The armed rebellion against the Russian military over the weekend may have come to an end, but the challenge to President Vladimir Putin could have long-term consequences for his rule - and a "positive" impact on Ukraine's fight, officials say.

The chaos caused by Wagner Group chief Yevgeny Prigozhin's short-lived revolt on Saturday ended with retreat, but the Kremlin's scramble to secure Moscow as troops marched to upend the country’s military leadership was greeted “with applause” by commanders of Ukraine’s Eastern Group of Forces.

It's spokesperson, Serhii Cherevatiy said: “Soldiers at the front lines are positive about it. Any chaos and disorder on the enemy’s side benefits us.”

A mass of internet 'memes' mocking Putin quickly inundated social media, and a stream of statements from Ukraine’s top brass described the turmoil as a sure sign of more instability to come.

ITV News Correspondent Emma Murphy reports on the latest details of a story that continues to develop and confuse those in Moscow and around the world

In one widely shared video, well-known Ukrainian drone commander Magyar could be seen watching the revolt on an iPad while eating enormous amounts of popcorn from what appears to be military equipment.

Prigozhin vowed to take "revenge" on the Russian military over the weekend and ordered his men to cross over from Ukraine to Russia in order to oust the country's leadership.

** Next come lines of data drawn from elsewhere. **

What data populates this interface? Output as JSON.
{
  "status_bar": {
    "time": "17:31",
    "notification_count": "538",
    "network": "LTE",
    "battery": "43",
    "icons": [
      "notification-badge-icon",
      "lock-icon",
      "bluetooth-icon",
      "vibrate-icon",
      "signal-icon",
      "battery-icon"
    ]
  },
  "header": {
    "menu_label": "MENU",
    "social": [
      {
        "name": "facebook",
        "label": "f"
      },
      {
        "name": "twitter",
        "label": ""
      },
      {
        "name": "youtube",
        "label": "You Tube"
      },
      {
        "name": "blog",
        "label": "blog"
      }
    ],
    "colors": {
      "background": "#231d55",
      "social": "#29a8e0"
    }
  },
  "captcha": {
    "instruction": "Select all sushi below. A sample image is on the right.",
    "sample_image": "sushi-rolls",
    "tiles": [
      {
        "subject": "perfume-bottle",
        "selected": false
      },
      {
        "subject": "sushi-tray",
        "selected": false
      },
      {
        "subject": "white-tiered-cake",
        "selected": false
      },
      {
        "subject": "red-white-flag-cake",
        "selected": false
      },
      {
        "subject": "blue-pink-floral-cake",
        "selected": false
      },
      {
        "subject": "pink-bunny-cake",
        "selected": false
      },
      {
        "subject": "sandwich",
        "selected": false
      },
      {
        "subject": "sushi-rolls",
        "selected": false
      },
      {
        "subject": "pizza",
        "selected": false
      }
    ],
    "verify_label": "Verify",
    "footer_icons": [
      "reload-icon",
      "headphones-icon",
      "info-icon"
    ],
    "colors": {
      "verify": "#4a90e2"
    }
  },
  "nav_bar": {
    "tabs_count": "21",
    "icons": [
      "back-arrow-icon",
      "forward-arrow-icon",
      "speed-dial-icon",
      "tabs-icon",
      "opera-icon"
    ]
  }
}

Despite this, the greatest challenge to President Putin in his more than two decades in power quickly fizzled out, with the two sides reaching a deal for Prigozhin to go into exile and sound the retreat.

On Monday, Russian media reported a criminal probe against Prigozhin continued, and his whereabouts remained unknown.

Russian Defence Minister Sergei Shoigu made his first public appearance since the rebellion, as Russian media speculated that he and other top military leaders have lost Putin’s confidence and could be replaced.

Shoigu was shown in video released by the Defence Ministry flying in a helicopter and then attending a meeting with officers at a military headquarters in Ukraine.

The video was widely shown on Russian media, including state-controlled television, although it was unclear when it was filmed.

General Staff chief General Valery Gerasimov, who was a main target of Prigozhin’s alongside Shoigu, has not been seen since the uprising.

Footage on Russia media appears to show Russian Defense Minister Sergei Shoigu's first public appearance since the rebellion, however it is unclear when it was filmed

President Putin has not appeared in public since the events on Saturday, but a video was broadcast on Monday showing the Russia leader hailing the opening of an international engineering forum.

His address made no mention of the armed rebellion, despite the forum’s host city Tula sitting close to where Wagner forces had reached, and it remains unclear when the footage of Putin broadcast on Monday was actually filmed.

The Kremlin is also yet to comment on the last-ditch deal with Wagner apparently brokered by Belarusian leader Alexander Lukashenko.

Prime Minister Rishi Sunak said the government has been "analysing and monitoring" the situation in Ukraine and the tensions between the Russian military leadership and the Wagner group "for some time".

Speaking on Monday, Sunak said: "It's too early to predict with certainty what the consequences of this (weekend) might be, but of course we are always prepared as we would be."

A pro-Kremlin activist with a flag showing Putin and the words 'For the Motherland, for the sovereignty, for the Putin', near the Kremlin. Credit: AP

The 24-hour mercenary rebellion did not noticeably affect the Russian army's position along the 1,000 kilometre (600-mile) frontline in eastern Ukraine, but it could give the Ukrainians the boost it needs to intensify its counteroffensive, which military leaders have admitted is going slower than expected.

Saturday's events have also severely dented Putin’s reputation as a leader who is willing to ruthlessly punish anyone who challenges his authority - which may open the door for others to challenge.

Nigel Gould-Davies, a senior fellow for Russia and Eurasia at the International Institute for Strategic Affairs, said: “In the short term, it distracted attention from the war and diverted some resources from the front.

"But in the longer term it shows lack of unity among Russia's fighting forces.

“It’s terrible for Russia’s morale. The officers and soldiers alike. It’s very good for Ukraine’s morale.”

Ukrainian soldier Andrii Kvasnytsia, 50, who was injured fighting in the eastern city of Bakhmut and is now recovering in Kyiv, said: “Everyone is excited. It is all hard, not easy, but we will certainly win.

“My friend called me today and he said: 'Andrii, I haven’t been drinking for so many years, but today I have a good reason to drink.'"

Ukraine stepped up attacks in several directions in the southeast earlier this month, a move that signaled its much anticipated counteroffensive had begun.

But Ukrainian President Volodymyr Zelenskyy has acknowledged that progress has been “slower than desired".

With modern NATO-standard weapons systems in their possession, morale is one of the necessary ingredient's to summon the velocity Ukrainian troops need to change the dynamics on the ground, they say.

“This is going to give the Ukrainians a real boost,” said James Nixey, head of Chatham House’s Russia and Eurasia program.

“If we’ve been saying that the Ukrainians do have a lot to fight for, they have been lacking a little bit in morale of late.”